Trembling With Fear 11/25/2018

For our US readers, Turkey Day has come and gone. We hope you all gave into gluttony and got stuffed on whatever it is you enjoy munching on! Following that was Black Friday, the darkest holiday of all in our nation, as we worship at the alters of consumerism. Hello debt! 

At any rate, I’d like to take this moment to give thanks to all of you. Without our growing readership Horror Tree wouldn’t still be expanding! Without our spectacular Patreons, Horror Tree wouldn’t have been able to afford to keep the website going! Without our amazing authors, Trembling With Fear wouldn’t have become such a hotspot for Sunday morning reading. 

So thank you. Each and every one of you! 

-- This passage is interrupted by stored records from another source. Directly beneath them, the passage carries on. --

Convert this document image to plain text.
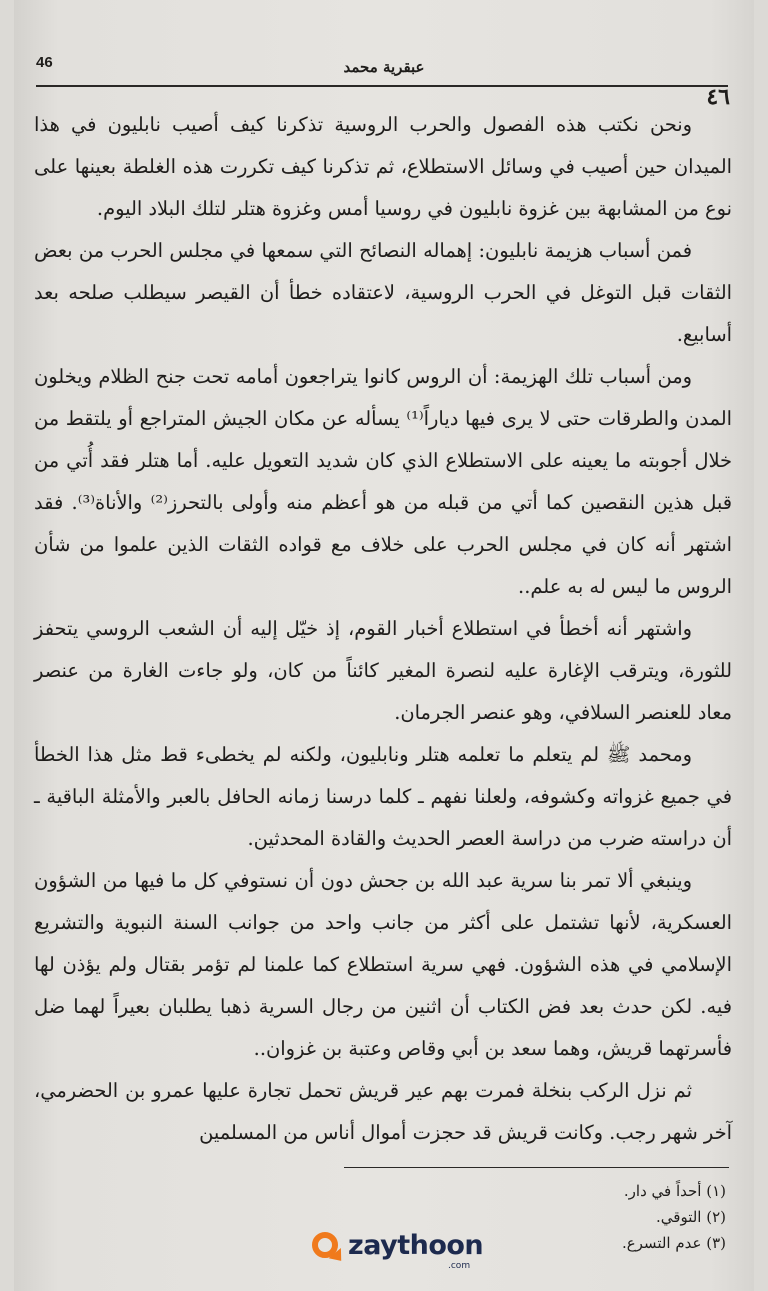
46	عبقرية محمد
٤٦

ونحن نكتب هذه الفصول والحرب الروسية تذكرنا كيف أصيب نابليون في هذا الميدان حين أصيب في وسائل الاستطلاع، ثم تذكرنا كيف تكررت هذه الغلطة بعينها على نوع من المشابهة بين غزوة نابليون في روسيا أمس وغزوة هتلر لتلك البلاد اليوم.

فمن أسباب هزيمة نابليون: إهماله النصائح التي سمعها في مجلس الحرب من بعض الثقات قبل التوغل في الحرب الروسية، لاعتقاده خطأ أن القيصر سيطلب صلحه بعد أسابيع.

ومن أسباب تلك الهزيمة: أن الروس كانوا يتراجعون أمامه تحت جنح الظلام ويخلون المدن والطرقات حتى لا يرى فيها دياراً⁽¹⁾ يسأله عن مكان الجيش المتراجع أو يلتقط من خلال أجوبته ما يعينه على الاستطلاع الذي كان شديد التعويل عليه. أما هتلر فقد أُتي من قبل هذين النقصين كما أتي من قبله من هو أعظم منه وأولى بالتحرز⁽²⁾ والأناة⁽³⁾. فقد اشتهر أنه كان في مجلس الحرب على خلاف مع قواده الثقات الذين علموا من شأن الروس ما ليس له به علم..

واشتهر أنه أخطأ في استطلاع أخبار القوم، إذ خيّل إليه أن الشعب الروسي يتحفز للثورة، ويترقب الإغارة عليه لنصرة المغير كائناً من كان، ولو جاءت الغارة من عنصر معاد للعنصر السلافي، وهو عنصر الجرمان.

ومحمد ﷺ لم يتعلم ما تعلمه هتلر ونابليون، ولكنه لم يخطىء قط مثل هذا الخطأ في جميع غزواته وكشوفه، ولعلنا نفهم ـ كلما درسنا زمانه الحافل بالعبر والأمثلة الباقية ـ أن دراسته ضرب من دراسة العصر الحديث والقادة المحدثين.

وينبغي ألا تمر بنا سرية عبد الله بن جحش دون أن نستوفي كل ما فيها من الشؤون العسكرية، لأنها تشتمل على أكثر من جانب واحد من جوانب السنة النبوية والتشريع الإسلامي في هذه الشؤون. فهي سرية استطلاع كما علمنا لم تؤمر بقتال ولم يؤذن لها فيه. لكن حدث بعد فض الكتاب أن اثنين من رجال السرية ذهبا يطلبان بعيراً لهما ضل فأسرتهما قريش، وهما سعد بن أبي وقاص وعتبة بن غزوان..

ثم نزل الركب بنخلة فمرت بهم عير قريش تحمل تجارة عليها عمرو بن الحضرمي، آخر شهر رجب. وكانت قريش قد حجزت أموال أناس من المسلمين

(١) أحداً في دار.
(٢) التوقي.
(٣) عدم التسرع.
zaythoon
.com
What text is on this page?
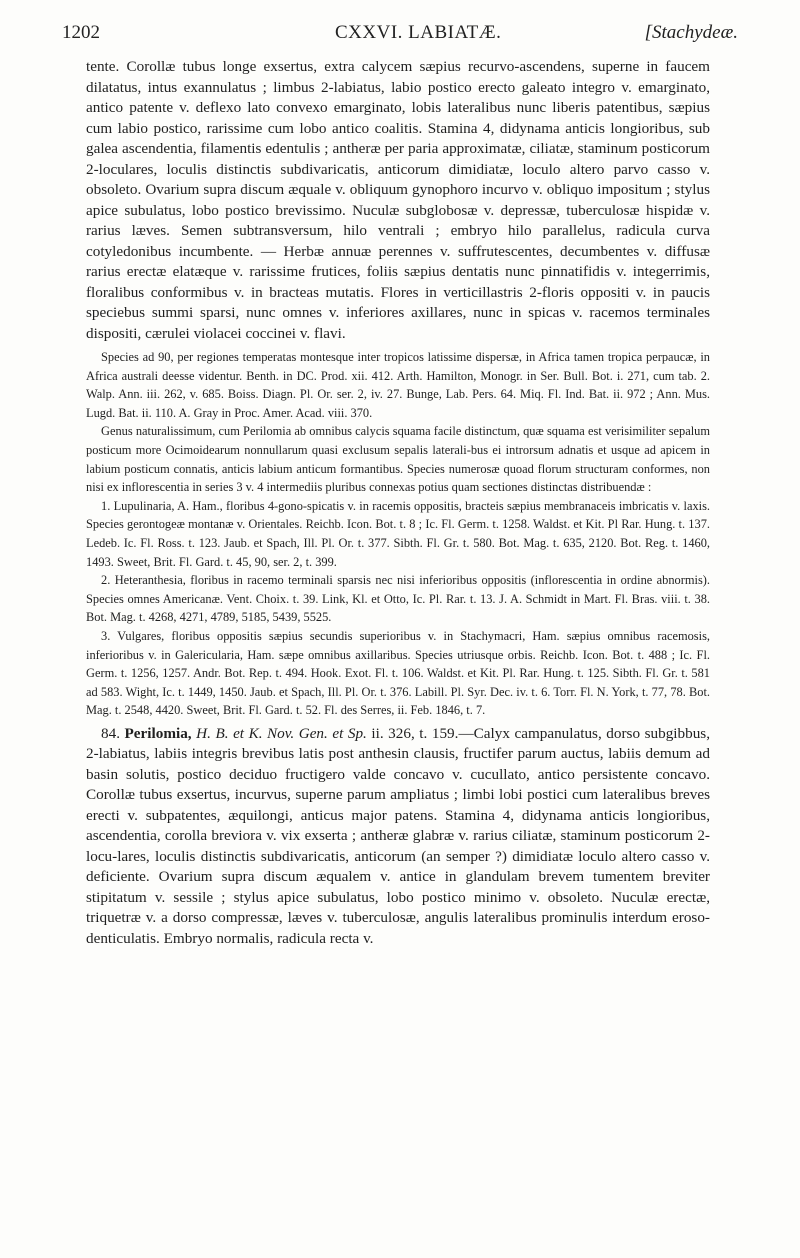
1202	CXXVI. LABIATÆ.	[Stachydeæ.

tente. Corollæ tubus longe exsertus, extra calycem sæpius recurvo-ascendens, superne in faucem dilatatus, intus exannulatus ; limbus 2-labiatus, labio postico erecto galeato integro v. emarginato, antico patente v. deflexo lato convexo emarginato, lobis lateralibus nunc liberis patentibus, sæpius cum labio postico, rarissime cum lobo antico coalitis. Stamina 4, didynama anticis longioribus, sub galea ascendentia, filamentis edentulis ; antheræ per paria approximatæ, ciliatæ, staminum posticorum 2-loculares, loculis distinctis subdivaricatis, anticorum dimidiatæ, loculo altero parvo casso v. obsoleto. Ovarium supra discum æquale v. obliquum gynophoro incurvo v. obliquo impositum ; stylus apice subulatus, lobo postico brevissimo. Nuculæ subglobosæ v. depressæ, tuberculosæ hispidæ v. rarius læves. Semen subtransversum, hilo ventrali ; embryo hilo parallelus, radicula curva cotyledonibus incumbente. — Herbæ annuæ perennes v. suffrutescentes, decumbentes v. diffusæ rarius erectæ elatæque v. rarissime frutices, foliis sæpius dentatis nunc pinnatifidis v. integerrimis, floralibus conformibus v. in bracteas mutatis. Flores in verticillastris 2-floris oppositi v. in paucis speciebus summi sparsi, nunc omnes v. inferiores axillares, nunc in spicas v. racemos terminales dispositi, cærulei violacei coccinei v. flavi.

Species ad 90, per regiones temperatas montesque inter tropicos latissime dispersæ, in Africa tamen tropica perpaucæ, in Africa australi deesse videntur. Benth. in DC. Prod. xii. 412. Arth. Hamilton, Monogr. in Ser. Bull. Bot. i. 271, cum tab. 2. Walp. Ann. iii. 262, v. 685. Boiss. Diagn. Pl. Or. ser. 2, iv. 27. Bunge, Lab. Pers. 64. Miq. Fl. Ind. Bat. ii. 972 ; Ann. Mus. Lugd. Bat. ii. 110. A. Gray in Proc. Amer. Acad. viii. 370.

Genus naturalissimum, cum Perilomia ab omnibus calycis squama facile distinctum, quæ squama est verisimiliter sepalum posticum more Ocimoidearum nonnullarum quasi exclusum sepalis laterali-bus ei introrsum adnatis et usque ad apicem in labium posticum connatis, anticis labium anticum formantibus. Species numerosæ quoad florum structuram conformes, non nisi ex inflorescentia in series 3 v. 4 intermediis pluribus connexas potius quam sectiones distinctas distribuendæ :

1. Lupulinaria, A. Ham., floribus 4-gono-spicatis v. in racemis oppositis, bracteis sæpius membranaceis imbricatis v. laxis. Species gerontogeæ montanæ v. Orientales. Reichb. Icon. Bot. t. 8 ; Ic. Fl. Germ. t. 1258. Waldst. et Kit. Pl Rar. Hung. t. 137. Ledeb. Ic. Fl. Ross. t. 123. Jaub. et Spach, Ill. Pl. Or. t. 377. Sibth. Fl. Gr. t. 580. Bot. Mag. t. 635, 2120. Bot. Reg. t. 1460, 1493. Sweet, Brit. Fl. Gard. t. 45, 90, ser. 2, t. 399.

2. Heteranthesia, floribus in racemo terminali sparsis nec nisi inferioribus oppositis (inflorescentia in ordine abnormis). Species omnes Americanæ. Vent. Choix. t. 39. Link, Kl. et Otto, Ic. Pl. Rar. t. 13. J. A. Schmidt in Mart. Fl. Bras. viii. t. 38. Bot. Mag. t. 4268, 4271, 4789, 5185, 5439, 5525.

3. Vulgares, floribus oppositis sæpius secundis superioribus v. in Stachymacri, Ham. sæpius omnibus racemosis, inferioribus v. in Galericularia, Ham. sæpe omnibus axillaribus. Species utriusque orbis. Reichb. Icon. Bot. t. 488 ; Ic. Fl. Germ. t. 1256, 1257. Andr. Bot. Rep. t. 494. Hook. Exot. Fl. t. 106. Waldst. et Kit. Pl. Rar. Hung. t. 125. Sibth. Fl. Gr. t. 581 ad 583. Wight, Ic. t. 1449, 1450. Jaub. et Spach, Ill. Pl. Or. t. 376. Labill. Pl. Syr. Dec. iv. t. 6. Torr. Fl. N. York, t. 77, 78. Bot. Mag. t. 2548, 4420. Sweet, Brit. Fl. Gard. t. 52. Fl. des Serres, ii. Feb. 1846, t. 7.

84. Perilomia, H. B. et K. Nov. Gen. et Sp. ii. 326, t. 159.—Calyx campanulatus, dorso subgibbus, 2-labiatus, labiis integris brevibus latis post anthesin clausis, fructifer parum auctus, labiis demum ad basin solutis, postico deciduo fructigero valde concavo v. cucullato, antico persistente concavo. Corollæ tubus exsertus, incurvus, superne parum ampliatus ; limbi lobi postici cum lateralibus breves erecti v. subpatentes, æquilongi, anticus major patens. Stamina 4, didynama anticis longioribus, ascendentia, corolla breviora v. vix exserta ; antheræ glabræ v. rarius ciliatæ, staminum posticorum 2-locu-lares, loculis distinctis subdivaricatis, anticorum (an semper ?) dimidiatæ loculo altero casso v. deficiente. Ovarium supra discum æqualem v. antice in glandulam brevem tumentem breviter stipitatum v. sessile ; stylus apice subulatus, lobo postico minimo v. obsoleto. Nuculæ erectæ, triquetræ v. a dorso compressæ, læves v. tuberculosæ, angulis lateralibus prominulis interdum eroso-denticulatis. Embryo normalis, radicula recta v.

‘Trembling With Fear’ Is Horror Tree’s weekly inclusion of shorts and drabbles submitted for your entertainment by our readers! As long as the submissions are coming in, we’ll be posting every Sunday for your enjoyment.

Stuart Conover

Editor, Horror Tree

Shearing Season

“Mama, may I go outside today?” Sammie wanted to go pet the sheep in the pen one more time before their wool was sheared. They were so fluffy. One sheep in particular would even let Sammie hug him, so she’d decided they were friends and named him Abraham.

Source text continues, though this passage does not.